Sur place, en dehors des espaces de restauration, le public se dispatche entre des zones de jeux ou de spectacles et dans des conférences-débats. Au milieu de la «Cité politique», un exposé attire de nombreux curieux. Sous un modeste tivoli, Anasse Kazib, leader officieux de «Révolution permanente» (jeune organisation politique révolutionnaire née d’une scission avec le NPA) anime une conférence intitulée «Répression syndicale, criminalisation du soutien à la Palestine : combattre l’offensive autoritaire». Ce cheminot de 37 ans fait aujourd’hui l’objet d’une enquête pour «apologie du terrorisme». En cause, l’un de ses posts publié le 7 octobre sur X (ex-Twitter) en «solidarité avec la Palestine». Le syndicaliste fustige depuis «le matraquage du pouvoir contre le syndicalisme» faisant référence à la condamnation d’un responsable CGT en avril dernier après la diffusion d’un tract sur l’attaque du 7-Octobre.
Toutefois, le délégué syndical Sud-Rail se réjouit de l’émergence d’une jeune génération «en train de s’armer idéologiquement» autour de la question palestinienne. «On voit dans les facs qu’il y a des mobilisations importantes , se félicite-t-il. Le phénomène vient des États-Unis, où la jeunesse progressiste, qui a permis l’élection de Biden, va probablement le défaire lors du prochain scrutin».
Là encore, les sondages qui semblent montrer un basculement de la jeunesse vers la droite nationaliste (44% des 18-24 ans dans notre «rolling») ne semblent guère l’inquiéter. «Je n’ai pas ce sentiment, les sondages ne sont pas idéologiques mais faits autour du vote», balaie-t-il. «Ce que je préfère retenir, c’est que dans un sondage publié dans La Croix lors des présidentielles, 79% des jeunes considéraient la révolution comme un bon moyen de faire bouger les choses». Si Le Figaro n’a pas retrouvé trace de l’étude en question, l’essai La Fracture (Éd. Les Arènes ; 2021), des sondeurs Frédéric Dabi et Stewart Chau, indique qu’une majorité des 18-30 ans (52%) considère que seule une certaine forme de violence peut permettre de faire bouger les choses aujourd’hui.
Lundi après-midi, alors que la fête touche à sa fin, un groupe de militants s’interroge sur les éventuels débouchés de cette colère. «L’union, voilà ce qu’il faudrait aujourd’hui ! Un grand mouvement ouvrier révolutionnaire comme en Russie», imagine un jeune homme d’une vingtaine d’années.
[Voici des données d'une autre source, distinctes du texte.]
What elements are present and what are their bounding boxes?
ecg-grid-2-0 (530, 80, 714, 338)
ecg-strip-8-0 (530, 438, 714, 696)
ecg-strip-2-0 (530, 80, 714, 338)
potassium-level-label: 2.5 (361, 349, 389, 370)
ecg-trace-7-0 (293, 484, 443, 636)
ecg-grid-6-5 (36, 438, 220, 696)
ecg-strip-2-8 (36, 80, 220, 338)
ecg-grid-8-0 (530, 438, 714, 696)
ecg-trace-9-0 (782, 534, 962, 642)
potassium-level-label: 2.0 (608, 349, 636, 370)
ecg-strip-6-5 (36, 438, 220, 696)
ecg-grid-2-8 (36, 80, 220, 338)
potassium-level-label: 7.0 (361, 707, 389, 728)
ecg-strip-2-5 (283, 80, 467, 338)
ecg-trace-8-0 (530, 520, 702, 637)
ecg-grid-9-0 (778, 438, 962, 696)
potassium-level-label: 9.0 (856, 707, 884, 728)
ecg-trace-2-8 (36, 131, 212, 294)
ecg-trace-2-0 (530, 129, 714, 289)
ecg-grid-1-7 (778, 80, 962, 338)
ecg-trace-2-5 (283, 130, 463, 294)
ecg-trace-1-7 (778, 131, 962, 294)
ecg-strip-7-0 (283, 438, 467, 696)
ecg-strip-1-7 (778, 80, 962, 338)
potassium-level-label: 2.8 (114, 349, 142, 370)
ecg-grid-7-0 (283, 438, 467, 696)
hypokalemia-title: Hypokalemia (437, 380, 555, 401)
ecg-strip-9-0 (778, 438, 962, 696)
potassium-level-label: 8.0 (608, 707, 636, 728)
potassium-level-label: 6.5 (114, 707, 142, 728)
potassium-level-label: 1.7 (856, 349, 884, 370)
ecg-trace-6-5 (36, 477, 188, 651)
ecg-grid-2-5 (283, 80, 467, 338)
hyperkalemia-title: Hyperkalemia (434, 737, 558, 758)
Sans doute sans même y croire lui-même, tant le poids électoral des forces d’extrême gauche – déjà intrinsèquement faible – est systématiquement émietté entre différentes candidatures. À la présidentielle, comme aux européennes : parmi les 37 listes officiellement engagées dans le scrutin, au moins trois sont estampillées «extrême gauche», à savoir Lutte Ouvrière, NPA-Révolutionnaires (issue d’une autre scission du NPA) et Parti des Travailleurs. Anasse Kazib regrette cette désunion : «Les élections ne vont rien changer mais elles auraient pu servir de sondage. Je pense qu’une liste commune d’extrême gauche aurait motivé électeurs et militants». De son côté, Nathalie Arthaud se veut plus philosophe : «Même en cas d’union, nous ne sommes pas en mesure de passer les 5%, seuil nécessaire pour avoir des élus. Notre seul objectif, c’est d’appeler les travailleurs à lever un drapeau communiste révolutionnaire.» Tant pis si cela ne se traduit pas dans les urnes.